La giovinezza senza la bellezza ha pur sempre del fascino; la bellezza senza la giovinezza non ne ha alcuno.
È dunque questo quanto pensava Arthur Schopenhauer: la giovinezza può non aver bellezza ma la bellezza senza giovinezza non è affascinante.
Ma la bellezza è già una prerogativa insita nella gioventù e per essere davvero giovane bisognerà essere Giovane e bella.
Come Isabelle, protagonista del film presentato nel 2013 al Festival di Toronto e candidato al Festival di Cannes nello stesso anno.
Giovane e bella è un film nato dalla creatività di François Ozon, regista e sceneggiatore francese che ha deciso, con il titolo del suo film, di omaggiare Jeune et Jolie, il più famoso magazine francese per ragazzine degli anni ’80 e di raccontare la particolare realtà degli adolescenti che in questo breve ma intenso periodo della loro vita si trovano sospesi a camminare su di un filo molto sottile, tra gli eccessi ai quali, spesso, scelgono inconsciamente di cedere.
Giovane e bella: la gioventù di Isabelle
Isabelle, interpretata da Marine Vacth modella e attrice francese, è una studentessa diciassettenne, giovane e bella, graziosa e con un sorriso dolcissimo che vive con sua madre, suo fratello ed il patrigno.
La sua vita sembra essere, sommariamente, quella di ogni giovane donna che districa la propria giornata tra scuola, compiti e tempo libero.
Solo che Isabelle, come molte e a differenza di molte, decide, nel suo tempo libero, di essere Léa; di trasformarsi in una giovane studentessa appena ventenne per vendere il proprio corpo al miglior offerente per regalare momenti di retribuito piacere spesso divorato con cruda bestialità dai suoi clienti che stringono e toccano quel corpo come fosse carne senza anima.
Giovane e bella è il racconto di una storia come tante che, nonostante tutto, continua a sconvolgere gli spettatori ai quali non manca il raffronto con la realtà che spesso è anche più bestiale e feroce di quella raccontata nella pellicola.
Léa non è altro che una prostituta, una baby squillo, tremendo e degradante soprannome affibbiato alle ragazzine che qualche anno fa in Italia sono state coinvolte in una storia di scandali e disgustosi silenzi, figli di curiosi e sapienti sguardi.
A differenza di molte, però, la giovane e bella protagonista del film non si prostituisce per necessità o per obbligo, non si prostituisce per una borsa o per una ricarica telefonica.
Léa vende il suo corpo per 300 euro, vende la sua carne per volere: “Mentre ero lì non sentivo quasi niente, ma quando ci ripensavo a casa o a scuola avevo voglia di rifarlo”.
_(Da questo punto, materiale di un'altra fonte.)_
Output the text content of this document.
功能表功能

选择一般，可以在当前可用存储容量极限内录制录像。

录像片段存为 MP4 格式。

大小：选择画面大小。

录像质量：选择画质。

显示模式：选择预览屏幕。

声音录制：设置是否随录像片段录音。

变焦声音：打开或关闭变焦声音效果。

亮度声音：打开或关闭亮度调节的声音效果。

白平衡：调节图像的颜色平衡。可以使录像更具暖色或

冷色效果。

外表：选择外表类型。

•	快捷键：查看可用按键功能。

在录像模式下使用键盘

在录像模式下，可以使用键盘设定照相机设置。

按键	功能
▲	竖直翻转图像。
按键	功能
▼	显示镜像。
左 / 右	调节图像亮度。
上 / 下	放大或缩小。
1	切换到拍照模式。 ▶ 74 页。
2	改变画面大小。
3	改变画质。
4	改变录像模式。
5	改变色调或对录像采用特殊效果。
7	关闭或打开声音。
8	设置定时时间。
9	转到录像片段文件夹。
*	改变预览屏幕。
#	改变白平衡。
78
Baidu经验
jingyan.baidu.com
È così che commenterà la giovane durante il colloquio con un assistente sociale, dopo la dura scoperta della sua attività.
Léa è una bocca di rosa francese che per noia, insicurezza o lussuria decide di diventare, o semplicemente essere, nel senso più profondo del termine, una prostituta di alto bordo, che fugge da un hotel all’altro, da una macchina di lusso all’altra trasformandosi, da Isabelle a Léa, da Léa ad Isabelle.
Le sue scelte sembrano essere proprio frutto di una realtà adolescenziale sempre più diffusa, divorata dal nichilismo che affoga nella noia della solitudine e muore alla morte dell’eterno amore giurato dai genitori, alla nascita dei loro rancori e dei loro nuovi, plurimi e adulterini amori.
L’interpretazione della protagonista è buona: si spera che l’inespressività del volto e delle parole sia frutto di un finissimo e tattico metodo interpretativo che si appresta a rispondere ai nichilistici modi di fare di Isabelle.
La sceneggiatura è la parte meno forte della pellicola che vive preminentemente grazie alle forti immagini ed a tal proposito è giudicata buona la fotografia.
Particolare e suggestiva, invece, è la suddivisione del film in quattro capitoli che altro non sono che le quattro stagioni dell’anno, ognuna delle quali è celebrata da una canzone di Françoise Hardy.
Lussuria, piacere, noia o profonda superficialità, cosa ha spinto veramente Isabelle a diventare Léa?
“Ai posteri l’ardua sentenza“, buona visione.